Küçük Mitat, on yaşlarındadır. Anteb'in vâriyetli ve köklü ailelerinden birine mensub olan yazarın dedesi ünlü bir avukat, babası ise tüccardır. İşgal başlayınca Antep, şehrin içinden geçen bir hatla ikiye bölünür. Antepliler mevzi gerisinde silahlanarak Fransızların mahallelerine girmesini engellerler.
Siper çatışmaları devam ederken, savunmayı yürüten ‘Heyet-i Merkeziye', Yunan Savaşı'na destek maksadıyla şehrin varlıklı ailelerinden –güçlerine göre- ‘salma' adı altında maddi destek talep eder. Hikâyenin devamını yer yer yazarın ifadeleriyle özetliyorum.
“Babam ticarethanesini kapatmış, kent içindeki taşınmazlardan gelen kiraların kökü kurumuştu... Buna rağmen babam kenarda köşede ne varsa toplayıp salmasını ödedi. Çok geçmeden salmayı veren veya veremeyenlerin toparlanıp Belediye hanına tıkıldığı, gömülerin yerini söyletmek için sopa ve dipçikle zorlandıkları anlatılmaya başlandı. Tam rahat bir nefes alacağımız sırada ikinci bir salma buyruğu daha geldi. Babamın, gelir kaynaklarının hepsinin kuruduğu yolundaki yakınması kimseyi yumuşatmaya yetmedi. Anlaşılan salmacılar Mazlum Efendi'nin (yazarın babası) altın küplerinin tıklım tıklım dolu olduğunu sanmaktaydı. Sağdan soldan borç, harç eksikler tamamlanıp bu da ödendi.” (s. 69)
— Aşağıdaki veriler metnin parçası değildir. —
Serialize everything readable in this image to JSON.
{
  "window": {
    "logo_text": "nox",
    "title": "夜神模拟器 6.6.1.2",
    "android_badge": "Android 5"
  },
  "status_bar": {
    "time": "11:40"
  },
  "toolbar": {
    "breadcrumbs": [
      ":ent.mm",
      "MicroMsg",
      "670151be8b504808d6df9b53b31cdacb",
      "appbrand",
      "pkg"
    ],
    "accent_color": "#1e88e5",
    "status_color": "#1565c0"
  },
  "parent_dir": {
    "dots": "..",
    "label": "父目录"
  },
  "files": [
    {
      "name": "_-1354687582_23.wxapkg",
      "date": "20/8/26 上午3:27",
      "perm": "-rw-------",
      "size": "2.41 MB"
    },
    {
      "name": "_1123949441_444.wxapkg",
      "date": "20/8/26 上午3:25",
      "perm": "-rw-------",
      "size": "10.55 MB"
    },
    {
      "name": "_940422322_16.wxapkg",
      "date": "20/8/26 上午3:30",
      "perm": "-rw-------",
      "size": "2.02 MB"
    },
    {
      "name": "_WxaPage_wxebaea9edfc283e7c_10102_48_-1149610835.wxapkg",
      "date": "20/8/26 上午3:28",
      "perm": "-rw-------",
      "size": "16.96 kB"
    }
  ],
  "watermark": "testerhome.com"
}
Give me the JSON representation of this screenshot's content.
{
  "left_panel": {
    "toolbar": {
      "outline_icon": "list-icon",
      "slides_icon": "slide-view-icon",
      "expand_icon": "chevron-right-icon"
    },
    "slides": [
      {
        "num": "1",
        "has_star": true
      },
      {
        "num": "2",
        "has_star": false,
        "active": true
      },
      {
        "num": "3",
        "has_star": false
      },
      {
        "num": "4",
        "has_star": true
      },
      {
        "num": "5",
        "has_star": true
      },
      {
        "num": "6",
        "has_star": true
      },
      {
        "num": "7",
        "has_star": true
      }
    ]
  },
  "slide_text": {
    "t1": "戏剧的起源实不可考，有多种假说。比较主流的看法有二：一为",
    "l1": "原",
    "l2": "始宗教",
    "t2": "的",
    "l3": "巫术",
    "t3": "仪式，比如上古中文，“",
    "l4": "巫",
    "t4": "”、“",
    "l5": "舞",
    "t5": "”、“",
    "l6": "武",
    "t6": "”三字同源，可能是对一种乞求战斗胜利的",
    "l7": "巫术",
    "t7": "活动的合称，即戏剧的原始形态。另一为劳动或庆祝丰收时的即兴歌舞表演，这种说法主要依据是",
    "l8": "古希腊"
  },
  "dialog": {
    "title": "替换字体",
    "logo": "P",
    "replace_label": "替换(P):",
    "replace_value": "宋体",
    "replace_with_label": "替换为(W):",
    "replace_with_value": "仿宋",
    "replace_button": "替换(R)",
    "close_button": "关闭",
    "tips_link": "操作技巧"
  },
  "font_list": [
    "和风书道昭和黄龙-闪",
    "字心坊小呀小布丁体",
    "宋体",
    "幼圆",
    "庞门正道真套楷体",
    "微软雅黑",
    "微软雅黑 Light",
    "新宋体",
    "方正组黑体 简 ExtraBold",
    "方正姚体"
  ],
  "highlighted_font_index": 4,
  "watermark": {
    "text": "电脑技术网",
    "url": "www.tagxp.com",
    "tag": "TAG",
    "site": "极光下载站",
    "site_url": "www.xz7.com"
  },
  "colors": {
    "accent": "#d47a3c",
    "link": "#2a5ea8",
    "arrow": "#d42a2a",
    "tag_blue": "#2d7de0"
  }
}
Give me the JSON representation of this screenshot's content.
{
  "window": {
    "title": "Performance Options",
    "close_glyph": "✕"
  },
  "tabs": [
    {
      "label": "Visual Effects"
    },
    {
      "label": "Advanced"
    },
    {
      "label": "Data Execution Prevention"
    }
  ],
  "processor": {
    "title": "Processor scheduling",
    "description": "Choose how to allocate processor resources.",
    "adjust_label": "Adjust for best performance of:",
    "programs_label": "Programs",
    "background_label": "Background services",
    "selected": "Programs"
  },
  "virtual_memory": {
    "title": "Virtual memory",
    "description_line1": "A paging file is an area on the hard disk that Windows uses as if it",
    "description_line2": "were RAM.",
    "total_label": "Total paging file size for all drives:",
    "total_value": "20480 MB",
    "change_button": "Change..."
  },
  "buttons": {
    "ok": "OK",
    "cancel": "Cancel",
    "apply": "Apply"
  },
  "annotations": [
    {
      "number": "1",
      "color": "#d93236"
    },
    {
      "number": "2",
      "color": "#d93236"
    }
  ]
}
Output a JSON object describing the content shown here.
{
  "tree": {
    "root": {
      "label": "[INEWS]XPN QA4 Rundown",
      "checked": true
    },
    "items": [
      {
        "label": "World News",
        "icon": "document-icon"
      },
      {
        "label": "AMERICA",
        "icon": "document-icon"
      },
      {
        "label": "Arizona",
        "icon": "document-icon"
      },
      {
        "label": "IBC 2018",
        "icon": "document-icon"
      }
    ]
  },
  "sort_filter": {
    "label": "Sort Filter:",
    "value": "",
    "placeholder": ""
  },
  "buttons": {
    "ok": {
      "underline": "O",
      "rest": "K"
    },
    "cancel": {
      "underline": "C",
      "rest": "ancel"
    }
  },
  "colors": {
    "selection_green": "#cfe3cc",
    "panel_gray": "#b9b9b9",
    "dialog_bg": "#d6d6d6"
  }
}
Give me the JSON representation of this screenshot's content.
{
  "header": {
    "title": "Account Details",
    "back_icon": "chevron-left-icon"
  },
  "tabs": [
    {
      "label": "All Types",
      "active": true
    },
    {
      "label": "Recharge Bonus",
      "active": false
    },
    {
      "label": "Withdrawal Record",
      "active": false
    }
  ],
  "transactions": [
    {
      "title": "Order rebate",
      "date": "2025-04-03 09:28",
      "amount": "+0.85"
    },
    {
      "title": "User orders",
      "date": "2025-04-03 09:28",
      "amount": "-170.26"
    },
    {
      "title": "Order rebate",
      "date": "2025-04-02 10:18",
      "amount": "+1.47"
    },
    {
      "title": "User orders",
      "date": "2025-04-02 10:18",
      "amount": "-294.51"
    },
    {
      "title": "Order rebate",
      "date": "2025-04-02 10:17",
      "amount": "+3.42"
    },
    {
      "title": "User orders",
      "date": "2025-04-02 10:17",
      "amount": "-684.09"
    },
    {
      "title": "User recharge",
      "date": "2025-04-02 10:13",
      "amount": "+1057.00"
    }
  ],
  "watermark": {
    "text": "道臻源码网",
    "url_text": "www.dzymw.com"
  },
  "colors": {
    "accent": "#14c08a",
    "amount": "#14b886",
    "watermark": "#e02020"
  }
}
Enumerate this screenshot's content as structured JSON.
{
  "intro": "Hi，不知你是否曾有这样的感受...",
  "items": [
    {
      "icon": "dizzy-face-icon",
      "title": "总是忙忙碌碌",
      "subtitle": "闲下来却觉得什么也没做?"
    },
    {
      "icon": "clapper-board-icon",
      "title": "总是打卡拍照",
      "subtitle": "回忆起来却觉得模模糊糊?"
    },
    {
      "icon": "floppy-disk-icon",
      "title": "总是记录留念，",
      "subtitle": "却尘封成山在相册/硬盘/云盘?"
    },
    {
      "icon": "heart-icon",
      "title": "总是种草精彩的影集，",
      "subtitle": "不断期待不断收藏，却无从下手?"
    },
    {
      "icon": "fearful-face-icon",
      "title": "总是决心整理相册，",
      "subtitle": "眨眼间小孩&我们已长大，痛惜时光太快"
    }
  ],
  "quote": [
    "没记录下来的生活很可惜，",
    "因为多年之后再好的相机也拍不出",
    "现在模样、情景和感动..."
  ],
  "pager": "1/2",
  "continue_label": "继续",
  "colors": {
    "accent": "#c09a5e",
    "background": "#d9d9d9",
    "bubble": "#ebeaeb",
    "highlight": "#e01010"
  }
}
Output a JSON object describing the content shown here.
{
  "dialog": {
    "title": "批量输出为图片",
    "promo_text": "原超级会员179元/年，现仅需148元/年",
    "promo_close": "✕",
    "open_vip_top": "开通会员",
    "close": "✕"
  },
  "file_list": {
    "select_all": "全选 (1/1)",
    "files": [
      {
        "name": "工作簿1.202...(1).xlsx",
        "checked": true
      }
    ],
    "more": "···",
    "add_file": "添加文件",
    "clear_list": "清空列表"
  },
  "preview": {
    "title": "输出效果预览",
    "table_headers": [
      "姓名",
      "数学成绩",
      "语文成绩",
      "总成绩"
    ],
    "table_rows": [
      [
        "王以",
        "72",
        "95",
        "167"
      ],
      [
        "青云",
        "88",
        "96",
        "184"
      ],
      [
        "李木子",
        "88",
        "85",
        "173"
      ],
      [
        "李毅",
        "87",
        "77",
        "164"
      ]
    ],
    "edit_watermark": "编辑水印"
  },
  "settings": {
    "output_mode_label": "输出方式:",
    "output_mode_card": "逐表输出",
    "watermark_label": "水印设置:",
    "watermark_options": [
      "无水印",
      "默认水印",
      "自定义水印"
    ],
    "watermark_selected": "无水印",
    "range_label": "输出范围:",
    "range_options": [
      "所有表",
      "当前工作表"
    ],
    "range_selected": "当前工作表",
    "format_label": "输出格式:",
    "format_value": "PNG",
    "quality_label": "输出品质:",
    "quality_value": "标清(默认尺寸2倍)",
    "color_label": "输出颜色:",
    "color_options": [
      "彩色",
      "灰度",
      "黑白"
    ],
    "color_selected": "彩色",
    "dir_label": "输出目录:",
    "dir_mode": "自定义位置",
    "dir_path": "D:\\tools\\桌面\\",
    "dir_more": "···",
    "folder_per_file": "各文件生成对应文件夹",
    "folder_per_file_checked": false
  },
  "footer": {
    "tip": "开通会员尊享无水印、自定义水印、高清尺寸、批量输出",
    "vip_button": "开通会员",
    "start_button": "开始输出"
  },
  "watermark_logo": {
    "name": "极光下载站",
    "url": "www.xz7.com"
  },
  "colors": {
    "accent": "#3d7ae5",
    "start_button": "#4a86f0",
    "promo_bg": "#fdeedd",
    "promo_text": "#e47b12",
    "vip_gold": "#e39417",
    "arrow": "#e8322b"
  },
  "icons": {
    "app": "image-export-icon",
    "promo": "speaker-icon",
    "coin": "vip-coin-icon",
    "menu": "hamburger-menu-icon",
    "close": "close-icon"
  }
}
SİZİN BAĞ EVİ DE BİZE DÜŞÜYMÜŞ
Aileye yüklenen bu ağır maddi külfetin yanında küçük Mitat'ın derdi daha farklıdır. Yıllarca birlikte oyun oynadığı arkadaş çevresinde garip bir çözülme, uzak durma eğilimi başlamıştır. Bu soğukluğun sebebi bir oyun esnasında su yüzüne çıkar. Oyunda elebaşı olan çocuklardan biri küçük Mitat'ın yüzüne tükürür gibi artık onunla oynamayacaklarını, çünkü dedesinin işgalcilerle anlaşarak ‘Sakın ola bizim eve dop atmıyasağız' diye tembih ettiğini haykırır.
Küçük Mitat donup kalır bu suçlama üzerine; sonra evlerine birkaç kurşun sekmesi dışında niçin hiç kurşun, gülle değmediğini hatırlar; suçlanır. İçini şüphe kemirmeye başlar. Acaba dedesi, eski komşu ve müşterisi Hıristiyanlarla böyle bir anlaşma yapmış mıdır? Kimselere soramaz ama derinden etkilenmiştir.
Derken küçük Mitat için çok ‘sevindirici' bir gelişme yaşanır. Ev ahalisi öğle yemeği için sofra başındayken 7.5'luk top bataryaları gümbürdemeye başlar. İnsanlar canını kurtarmak için evin mağara denilen bodrum katına kaçışırlar. Ev, küçük Mitat'a ‘iftihar' verecek derecede isabet almış, kapı pencere birbirine girmiştir. Herkes ağlaşıp inlerken o mutludur, çünkü evleri bombalanmıştır, çünkü hain olmadıkları anlaşılmıştır!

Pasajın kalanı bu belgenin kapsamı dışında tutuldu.